L’Inde n’est pas ressentie comme une rivale de l’Occident, et balance entre une fière indépendance, et une parenté intellectuelle, doublée de la nécessité stratégique de faire contrepoids à la Chine. Cette dernière maintient la pression pour récupérer les territoires himalayens indiens de peuplement tibétain, et en a déjà récupéré une partie par la force en 1962. Il y a encore eu récemment des escarmouches.

Un éloignement progressif de Moscou

Rappelons que l’armée indienne se fournit en URSS, qui a poussé aux indépendances, pensant précipiter ainsi la chute de l’Occident. Aujourd’hui, la Russie est restée l’alliée (et donc le fournisseur d’armement) des pays naguère socialistes, comme l’Algérie et l’Inde, même s’ils sont devenus relativement libéraux à la fin du XXe siècle.

Mais voilà que la Russie a montré sa faiblesse face à la petite Ukraine, qui a révélé notamment le retard technique d’une partie de ses armements.

D’où l’effort actuel de diversification, illustré par l’achat à la France de 26 Rafales et trois sous-marins Scopène, proclamé le 14 juillet 2023. Et New Delhi et Paris pratiquent des exercices aéronavals communs dans l’océan Indien depuis plus de 23 ans.

Certes, New Delhi n’a jamais voulu condamner Moscou. L’Inde a même multiplié par dix ses importations de pétrole russe pour profiter des rabais importants que Moscou est obligé d’accorder. Elle semble même le revendre une fois raffiné à certains membres de l’UE. Mais ça n’implique pas pour autant une alliance avec la Russie.

D’autant que cette dernière est peut-être en train de devenir vassale de la Chine, et pourrait donc se retrouver en face de l’Inde.

 

Des relations Inde-France encore modestes

Après l’indépendance indienne en 1947, la France ne peut se rapprocher de la nouvelle république, du fait de son statut de puissance coloniale, notamment en Indochine.

D’abord l’armement

Il a fallu attendre l’attaque brutale de la Chine en 1962, et la perte de territoire qui en est résulté, pour voir l’Inde se chercher des alliés autres que Moscou, et se fournir en armes auprès de Paris, évolution confirmée lors du second conflit indo-pakistanais de 1965.

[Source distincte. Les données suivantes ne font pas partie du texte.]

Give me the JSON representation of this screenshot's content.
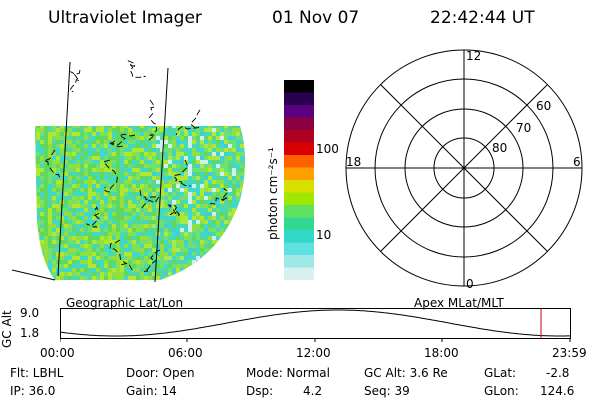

Dans ce contexte, Thalès, anciennement Thomson-CSF, célébrait ses 70 ans de présence en Inde en 2023. Et j’ai recueilli des témoignages d’une multinationale française décrivant à quel point les contacts quotidiens avec les Chinois étaient difficiles du fait de la différence culturelle, alors qu’il n’y a pas de problème particulier avec les Indiens.

Vers un partenariat plus étendu

Sur le plan économique, la France, septième puissance mondiale, n’est aujourd’hui que le onzième investisseur en Inde.

Pour progresser, Paris propose un partenariat à New Delhi qui devrait être développé et étendu aux domaines scientifique, culturel, économique et commercial, pour notamment diminuer notre déficit commercial avec l’Inde.

Les principales entreprises concernées aujourd’hui sont de grands groupes industriels français et indiens.

Pour ce qui est des échanges universitaires, nous partons d’assez bas. Mais, lors de la visite de Narendra Modi le 14 juillet, il a été décidé de faciliter l’obtention de visas aux étudiants indiens.

De même, la présence des Français en Inde est faible, dépassant à peine les 7000 individus, ce qui est très peu comparé à la Chine, où résident plus de 24 000 Français.

Toutefois, le français est la première langue étrangère étudiée en Inde, avec plus de 700 000 apprenants, et le réseau de l’Institut français, Alliances françaises comprises, est le plus important d’Asie.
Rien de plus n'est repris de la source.